Dans le domaine universitaire, pour valider certaines étapes, un chercheur ou un enseignant ou un thésard doivent « publier », c’est à dire soumettre à un jury de pairs un article reprenant un ou des aspects de leur démarche..Cela peut être très pointu, pas directement applicable… voire éloigné de la réalité que vit une personne bègue.
Il n’y a pas de recherche inutile ni de démarche frivole. Chacun apporte sa pierre à l’édifice – tout le monde n’apporte pas toujours la clef de voûte.
Il pourrait certes y avoir plus de recherche en France sur le bégaiement. Il faudrait pour cela aussi que le public concerné se mobilise lui aussi.

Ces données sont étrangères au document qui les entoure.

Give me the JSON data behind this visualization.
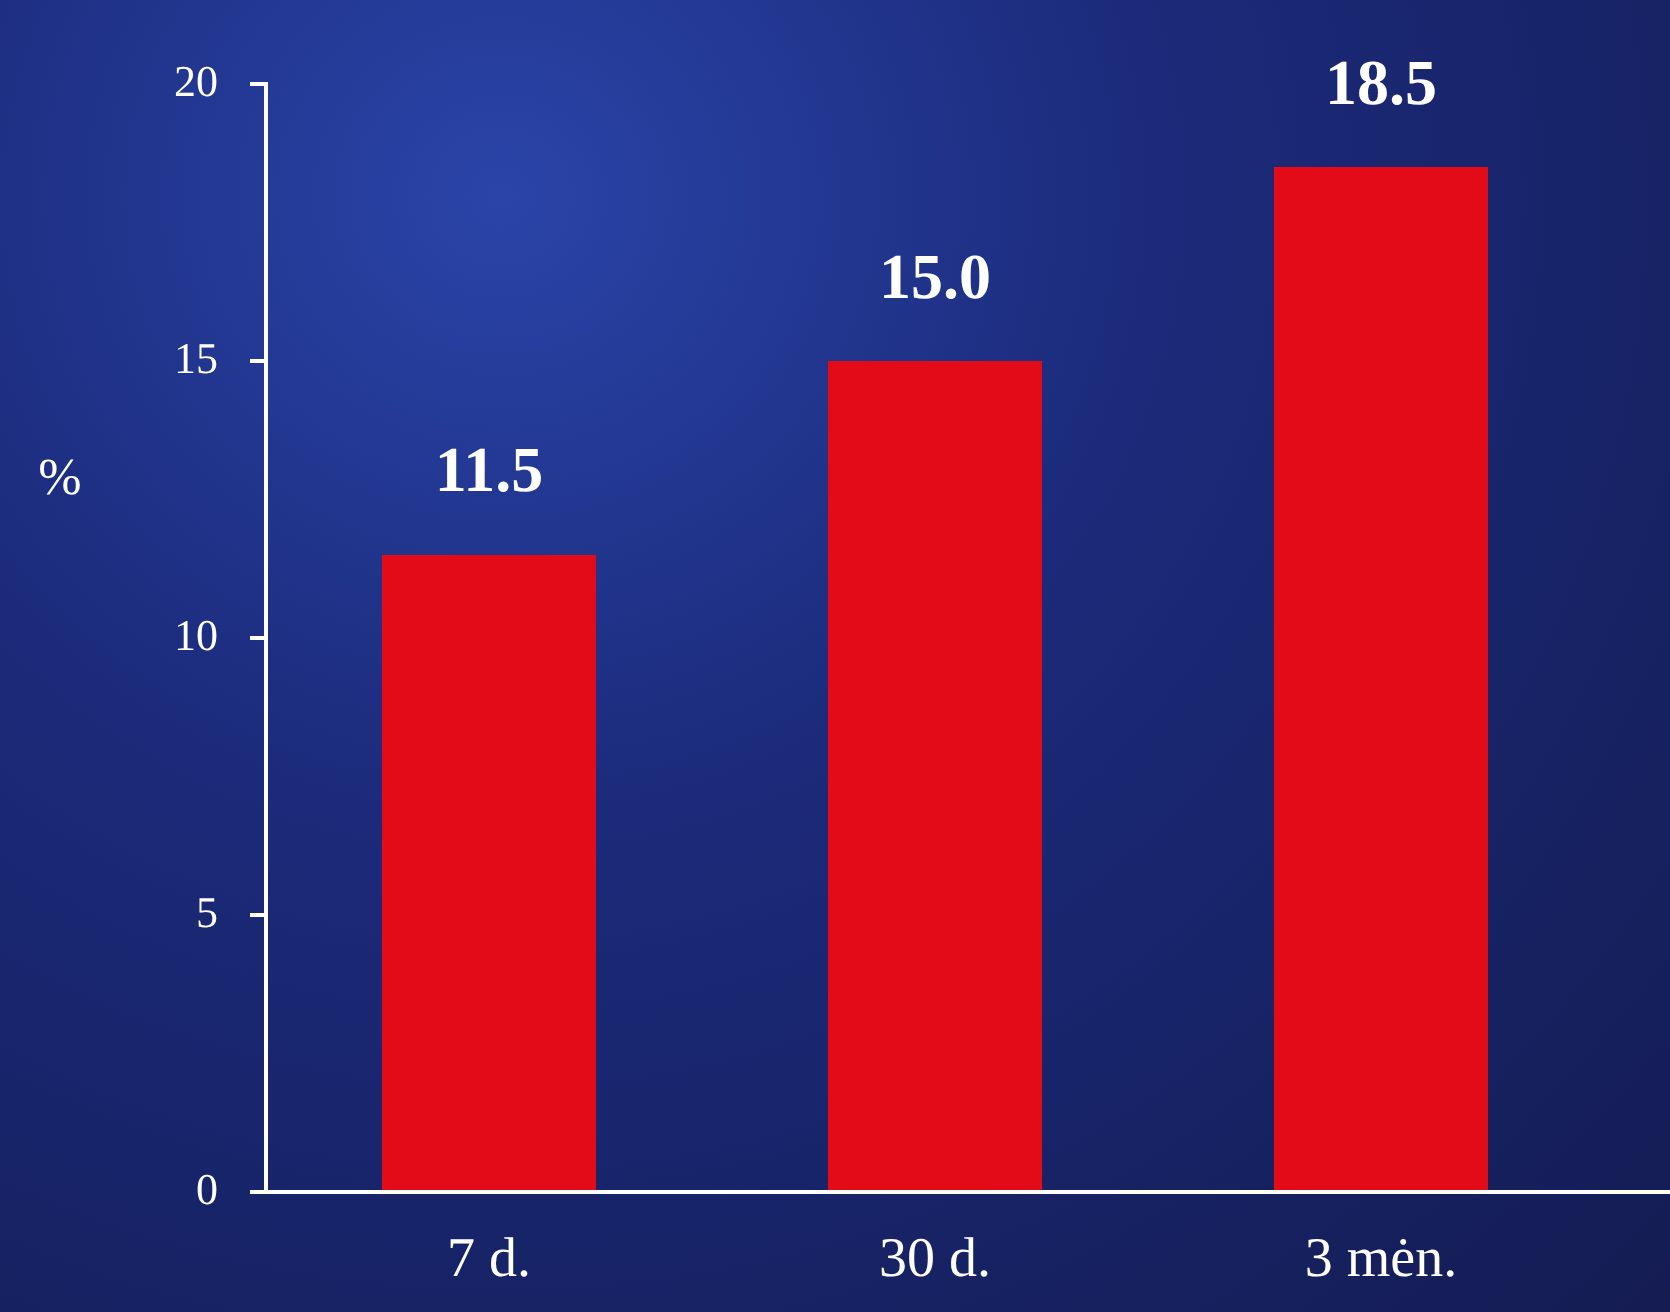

Les associations pour le moment ne financent rien du tout, ne subventionnent personne et – à ma connaissance- ne cherchent pas à le faire en créant des prix ou en soutenant des publications.
Les professionnels qui font un peu de recherche appliquée le font « after hours » comme je dis, après les heures qu’ils doivent consacrer à la patientèle, à la gestion de leur pratique – voire aux recherches autres propres à leur équipe.

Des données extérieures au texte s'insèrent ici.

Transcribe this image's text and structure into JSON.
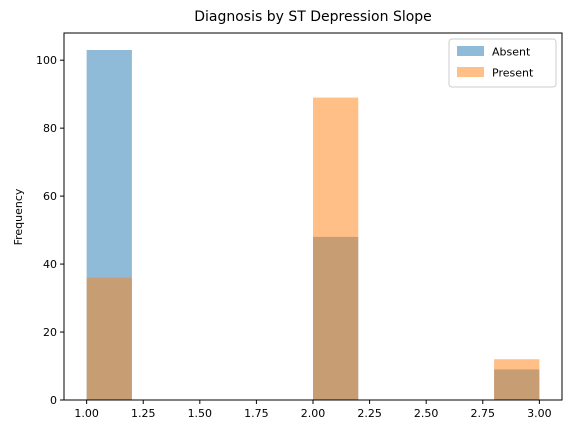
{
  "chart_data": {
    "type": "histogram",
    "title": "Diagnosis by ST Depression Slope",
    "xlabel": "",
    "ylabel": "Frequency",
    "xlim": [
      0.9,
      3.1
    ],
    "ylim": [
      0,
      108
    ],
    "xticks": [
      "1.00",
      "1.25",
      "1.50",
      "1.75",
      "2.00",
      "2.25",
      "2.50",
      "2.75",
      "3.00"
    ],
    "yticks": [
      "0",
      "20",
      "40",
      "60",
      "80",
      "100"
    ],
    "grid": false,
    "legend_position": "top-right",
    "series": [
      {
        "name": "Absent",
        "color": "#1f77b4",
        "alpha": 0.5,
        "bins": [
          {
            "x0": 1.0,
            "x1": 1.2,
            "count": 103
          },
          {
            "x0": 2.0,
            "x1": 2.2,
            "count": 48
          },
          {
            "x0": 2.8,
            "x1": 3.0,
            "count": 9
          }
        ]
      },
      {
        "name": "Present",
        "color": "#ff7f0e",
        "alpha": 0.5,
        "bins": [
          {
            "x0": 1.0,
            "x1": 1.2,
            "count": 36
          },
          {
            "x0": 2.0,
            "x1": 2.2,
            "count": 89
          },
          {
            "x0": 2.8,
            "x1": 3.0,
            "count": 12
          }
        ]
      }
    ]
  }
}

Les mémoires d’orthophonie pourraient être un bon départ, et l’on en a vu d’excellents… mais la collecte de données se fait sur quelques mois, et une fois le mémoire soutenu, les auteurs disparaissent dans la nature – ce qui est navrant quand les pistes amorcées s’avéraient prometteuses.
Au public intéressé de réfléchir aussi au moyen de susciter des vocations, de soutenir et de promouvoir la recherche. Elle a un coût, plutôt qu’un prix, et ce coût personne ne cherche à l’assumer pour l’heure. Il y a peut-être là le pouvoir de changer les choses.
Marie-Claude Monfrais-Pfauwadel
1/12/09
Commentaires
Il faut vous addresser au site du Professeur Mark Onslow en Australie; il est directeur d’un Centre de recherche sur le bégaiement à l’Université de Sydney. (Australian Stuttering Research Centre).
La communication verbale est essentielle pour la qualité de vie. Le bégaiement affecte la qualité de vie, toute comme des conditions telles que les traumatismes neurologiques et les maladies coronariennes. Il persiste pendant toute une vie, mais, contrairement à de telles maladies, il commence très tôt dans la vie.
Le bégaiement est commun, avec un taux de 8,5% (l’incidence cumulée) d’enfants à 3 ans. A 4 ans, l’incidence cumulée est de 11,2% avec seulement une sur 16 enfants qui se remettent naturellement durant 1 an après l’apparition, qui est le délai maximum qui doit s’écouler avant le début du traitement. S’il n’est pas contrôlé pendant les années préscolaires, le bégaiement devient intraitable peu après.
Le désordre empêche l’écoulement normal de la parole et produit le défigurement physique. Les comportements aberrants du bégaiement affectent le taux de transfert verbal. Lorsqu’il est sévère, le taux de transfert verbal du bégaiement est en dessous de 50 syllabes par minute, et cela est de moins d’un quart des pairs.
Il existe une relation linéaire entre le bégaiement gravité et la réussite scolaire. Ceux qui ne terminent pas leurs études secondaires sont six fois plus sévères que celles qui terminent un diplôme de maîtrise.
Pour une portion importante de patients, le bégaiement résulte en un diagnostic de la maladie mentale Phobie sociale. De tels rapports de cas sont communs, et un diagnostic de phobie sociale est signalé pour 40-60% des cohortes de patients. Des patients ont un bégaiement de 34 fois plus de taux de phobie sociale par rapport à la population comparable, et sont à risque aussi de l’anxiété liées à l’humeur et troubles de personnalité. Les deux tiers des patients qui ont la phobie sociale ou un autre problème de santé mentale sont peu susceptibles d’avoir de réhabilitation réussie.